There are strong performances throughout, from Laurence A. Curry's turn as the best friend who urges Malcolm to search out his roots, to Vanessa Lunnon as the pregnant girlfriend, to Justin Thompson's dopey, snickering skinhead. Margaret Amateis Casart is terrific as Malcolm's adoptive mother, Sarah, who's required, on her first appearance on stage, to tell her young son a didactic little bedtime story about Mr. Same and Mr. Different. She does it with such humor and energy that it works. David C. Riley as big brother Anthony has the most multifaceted character to work with, and he makes good use of the opportunity. His is a tremendous performance, full of humor, pain, strength and surprise. Riley has a big, cynical grin reminiscent of Jim Carrey's, and an equally manic energy, but he's also capable of tenderness and quiet. The work of these actors seems particularly generous -- and their concentration commendable -- given the fact that they're working in an almost entirely undefined space, sometimes only inches from the audience.

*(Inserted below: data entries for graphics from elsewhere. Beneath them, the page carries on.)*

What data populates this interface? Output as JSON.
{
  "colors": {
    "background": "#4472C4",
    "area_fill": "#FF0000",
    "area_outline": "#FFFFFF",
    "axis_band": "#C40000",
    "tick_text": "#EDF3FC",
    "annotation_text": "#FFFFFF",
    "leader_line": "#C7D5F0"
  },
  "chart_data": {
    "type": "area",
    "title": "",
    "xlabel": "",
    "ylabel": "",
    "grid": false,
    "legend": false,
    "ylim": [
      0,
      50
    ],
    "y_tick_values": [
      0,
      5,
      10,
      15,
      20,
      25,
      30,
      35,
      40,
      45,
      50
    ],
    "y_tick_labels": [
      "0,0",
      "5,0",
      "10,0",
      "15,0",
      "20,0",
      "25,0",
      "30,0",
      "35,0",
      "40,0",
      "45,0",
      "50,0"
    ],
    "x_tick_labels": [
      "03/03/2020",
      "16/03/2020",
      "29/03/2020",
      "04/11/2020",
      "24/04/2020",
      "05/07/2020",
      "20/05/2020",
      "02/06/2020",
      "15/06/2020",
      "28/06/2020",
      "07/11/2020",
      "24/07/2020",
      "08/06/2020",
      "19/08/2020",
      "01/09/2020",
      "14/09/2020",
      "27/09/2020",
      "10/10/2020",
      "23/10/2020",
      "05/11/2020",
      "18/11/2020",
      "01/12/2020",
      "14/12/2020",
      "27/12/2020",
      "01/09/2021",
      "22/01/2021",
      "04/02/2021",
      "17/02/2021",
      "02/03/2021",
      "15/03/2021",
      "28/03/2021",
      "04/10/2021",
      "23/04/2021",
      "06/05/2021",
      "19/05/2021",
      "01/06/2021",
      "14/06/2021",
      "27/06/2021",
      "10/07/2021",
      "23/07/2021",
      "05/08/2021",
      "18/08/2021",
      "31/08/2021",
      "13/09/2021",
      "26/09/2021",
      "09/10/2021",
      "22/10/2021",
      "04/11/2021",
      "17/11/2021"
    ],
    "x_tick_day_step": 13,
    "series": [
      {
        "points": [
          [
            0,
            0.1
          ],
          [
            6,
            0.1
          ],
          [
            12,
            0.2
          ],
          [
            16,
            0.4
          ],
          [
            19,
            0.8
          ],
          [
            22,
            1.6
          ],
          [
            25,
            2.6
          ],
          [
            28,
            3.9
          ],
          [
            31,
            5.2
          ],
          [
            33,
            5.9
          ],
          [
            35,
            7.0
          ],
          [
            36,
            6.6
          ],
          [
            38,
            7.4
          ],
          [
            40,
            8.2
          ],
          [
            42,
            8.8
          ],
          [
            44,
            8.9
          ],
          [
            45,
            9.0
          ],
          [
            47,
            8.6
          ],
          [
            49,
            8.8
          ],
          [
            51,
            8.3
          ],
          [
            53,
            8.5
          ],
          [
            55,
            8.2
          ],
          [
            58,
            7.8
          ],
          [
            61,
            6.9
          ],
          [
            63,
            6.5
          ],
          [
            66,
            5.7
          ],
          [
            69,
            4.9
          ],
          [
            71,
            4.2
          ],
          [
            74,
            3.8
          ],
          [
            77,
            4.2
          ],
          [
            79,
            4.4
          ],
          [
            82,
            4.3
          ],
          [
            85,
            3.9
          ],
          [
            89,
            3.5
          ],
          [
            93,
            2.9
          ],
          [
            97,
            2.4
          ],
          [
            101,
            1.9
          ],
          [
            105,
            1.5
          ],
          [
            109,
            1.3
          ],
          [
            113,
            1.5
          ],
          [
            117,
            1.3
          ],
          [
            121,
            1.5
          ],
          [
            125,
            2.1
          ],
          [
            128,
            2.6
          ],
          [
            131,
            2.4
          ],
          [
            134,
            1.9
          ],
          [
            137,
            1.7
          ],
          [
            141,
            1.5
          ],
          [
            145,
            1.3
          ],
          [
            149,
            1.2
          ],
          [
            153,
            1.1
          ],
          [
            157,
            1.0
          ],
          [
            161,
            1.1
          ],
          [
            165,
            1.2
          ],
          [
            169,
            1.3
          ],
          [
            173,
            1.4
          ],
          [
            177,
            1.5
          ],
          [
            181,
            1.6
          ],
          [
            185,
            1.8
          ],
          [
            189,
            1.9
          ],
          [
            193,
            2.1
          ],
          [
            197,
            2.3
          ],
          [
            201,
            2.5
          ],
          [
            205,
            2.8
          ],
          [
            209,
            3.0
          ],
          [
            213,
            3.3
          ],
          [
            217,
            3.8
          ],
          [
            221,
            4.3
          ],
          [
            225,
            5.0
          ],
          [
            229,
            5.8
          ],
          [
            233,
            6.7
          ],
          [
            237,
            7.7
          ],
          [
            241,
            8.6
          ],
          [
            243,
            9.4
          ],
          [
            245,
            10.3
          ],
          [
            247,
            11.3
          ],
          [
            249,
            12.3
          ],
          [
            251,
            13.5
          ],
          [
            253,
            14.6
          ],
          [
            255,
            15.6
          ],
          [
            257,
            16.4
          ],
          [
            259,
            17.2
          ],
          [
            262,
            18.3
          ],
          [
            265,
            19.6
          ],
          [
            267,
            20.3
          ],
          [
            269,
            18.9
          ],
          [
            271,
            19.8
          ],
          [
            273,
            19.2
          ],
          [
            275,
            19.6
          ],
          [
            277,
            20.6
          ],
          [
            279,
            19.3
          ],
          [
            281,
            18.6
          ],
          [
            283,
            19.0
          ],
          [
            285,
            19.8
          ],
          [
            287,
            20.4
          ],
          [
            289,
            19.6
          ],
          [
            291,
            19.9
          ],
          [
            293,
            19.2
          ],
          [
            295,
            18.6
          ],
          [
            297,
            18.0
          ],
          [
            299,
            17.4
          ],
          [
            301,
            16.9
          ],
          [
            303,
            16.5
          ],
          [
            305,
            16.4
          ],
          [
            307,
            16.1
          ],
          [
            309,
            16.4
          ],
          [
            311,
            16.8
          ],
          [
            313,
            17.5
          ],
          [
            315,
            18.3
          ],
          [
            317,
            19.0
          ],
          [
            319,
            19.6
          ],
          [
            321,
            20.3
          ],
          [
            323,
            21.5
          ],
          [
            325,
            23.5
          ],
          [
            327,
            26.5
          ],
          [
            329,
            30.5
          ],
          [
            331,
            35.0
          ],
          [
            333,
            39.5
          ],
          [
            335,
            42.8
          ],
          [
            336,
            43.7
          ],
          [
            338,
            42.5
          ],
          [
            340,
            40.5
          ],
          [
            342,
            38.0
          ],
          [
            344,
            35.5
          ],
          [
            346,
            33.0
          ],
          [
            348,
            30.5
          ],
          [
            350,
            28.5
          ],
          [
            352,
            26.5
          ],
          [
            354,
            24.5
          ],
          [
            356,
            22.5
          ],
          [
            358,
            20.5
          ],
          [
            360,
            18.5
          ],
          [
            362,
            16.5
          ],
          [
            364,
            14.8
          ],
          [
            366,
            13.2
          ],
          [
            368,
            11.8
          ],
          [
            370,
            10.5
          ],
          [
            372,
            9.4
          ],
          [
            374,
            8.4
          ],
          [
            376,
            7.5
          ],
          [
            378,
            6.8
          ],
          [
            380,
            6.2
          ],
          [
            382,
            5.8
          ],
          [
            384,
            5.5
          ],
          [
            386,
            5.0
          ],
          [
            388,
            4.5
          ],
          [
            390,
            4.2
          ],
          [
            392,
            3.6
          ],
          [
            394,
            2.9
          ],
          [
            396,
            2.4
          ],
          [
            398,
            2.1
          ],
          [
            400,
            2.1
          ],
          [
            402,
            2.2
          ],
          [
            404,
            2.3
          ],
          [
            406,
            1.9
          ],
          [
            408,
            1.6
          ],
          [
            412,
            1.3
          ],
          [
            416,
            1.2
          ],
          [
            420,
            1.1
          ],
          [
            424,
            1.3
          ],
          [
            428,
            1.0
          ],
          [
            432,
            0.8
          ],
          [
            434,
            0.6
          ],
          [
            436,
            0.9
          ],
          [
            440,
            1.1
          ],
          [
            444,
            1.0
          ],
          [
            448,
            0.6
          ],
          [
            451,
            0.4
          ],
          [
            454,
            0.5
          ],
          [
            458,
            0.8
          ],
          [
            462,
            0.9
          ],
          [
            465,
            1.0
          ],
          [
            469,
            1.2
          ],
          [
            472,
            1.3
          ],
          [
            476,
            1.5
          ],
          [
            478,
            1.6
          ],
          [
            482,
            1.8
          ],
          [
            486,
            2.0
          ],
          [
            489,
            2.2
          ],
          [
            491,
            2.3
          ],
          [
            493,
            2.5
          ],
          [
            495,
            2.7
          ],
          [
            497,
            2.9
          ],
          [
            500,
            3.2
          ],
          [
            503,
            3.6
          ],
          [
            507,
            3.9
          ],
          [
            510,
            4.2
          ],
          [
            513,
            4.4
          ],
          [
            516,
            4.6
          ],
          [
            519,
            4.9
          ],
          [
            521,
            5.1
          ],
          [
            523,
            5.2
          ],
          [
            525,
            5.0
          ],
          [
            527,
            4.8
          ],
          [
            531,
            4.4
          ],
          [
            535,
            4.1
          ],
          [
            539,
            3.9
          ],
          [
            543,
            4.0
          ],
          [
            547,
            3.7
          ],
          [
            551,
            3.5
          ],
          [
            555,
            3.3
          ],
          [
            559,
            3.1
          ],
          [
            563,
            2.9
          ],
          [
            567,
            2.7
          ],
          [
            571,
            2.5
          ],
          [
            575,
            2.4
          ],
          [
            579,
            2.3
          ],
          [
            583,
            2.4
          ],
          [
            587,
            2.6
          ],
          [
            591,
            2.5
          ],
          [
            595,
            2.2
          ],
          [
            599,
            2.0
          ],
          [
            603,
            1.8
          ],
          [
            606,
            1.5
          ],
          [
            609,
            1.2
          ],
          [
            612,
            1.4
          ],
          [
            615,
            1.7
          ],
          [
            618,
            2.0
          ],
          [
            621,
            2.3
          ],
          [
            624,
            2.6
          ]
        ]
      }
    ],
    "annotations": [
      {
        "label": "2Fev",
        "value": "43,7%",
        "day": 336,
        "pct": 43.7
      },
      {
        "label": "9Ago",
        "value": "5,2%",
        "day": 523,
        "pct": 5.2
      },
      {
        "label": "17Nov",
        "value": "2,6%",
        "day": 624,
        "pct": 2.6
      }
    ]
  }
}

There were six people in attendance when I saw Brother Mine, and it's not hard to figure out why. Watching a play at the LIDA Project can be an uncomfortable experience. I don't know if it's beyond the group's resources, but the cavernous acting space really needs to be reworked. As it is, it drinks up the action. Also, the noisy heater got turned off when the play began, and the auditorium became bitterly cold. (Fortunately, someone figured this out by the second act and left the heater on. It turned out the actors were still audible.) A concession table with warm drinks, which would have been very welcome during the intermission, wasn't forthcoming. And at the end of the play, the actors didn't even bother to come out and take their bows, leaving us to wait a while, then wander aimlessly into the night.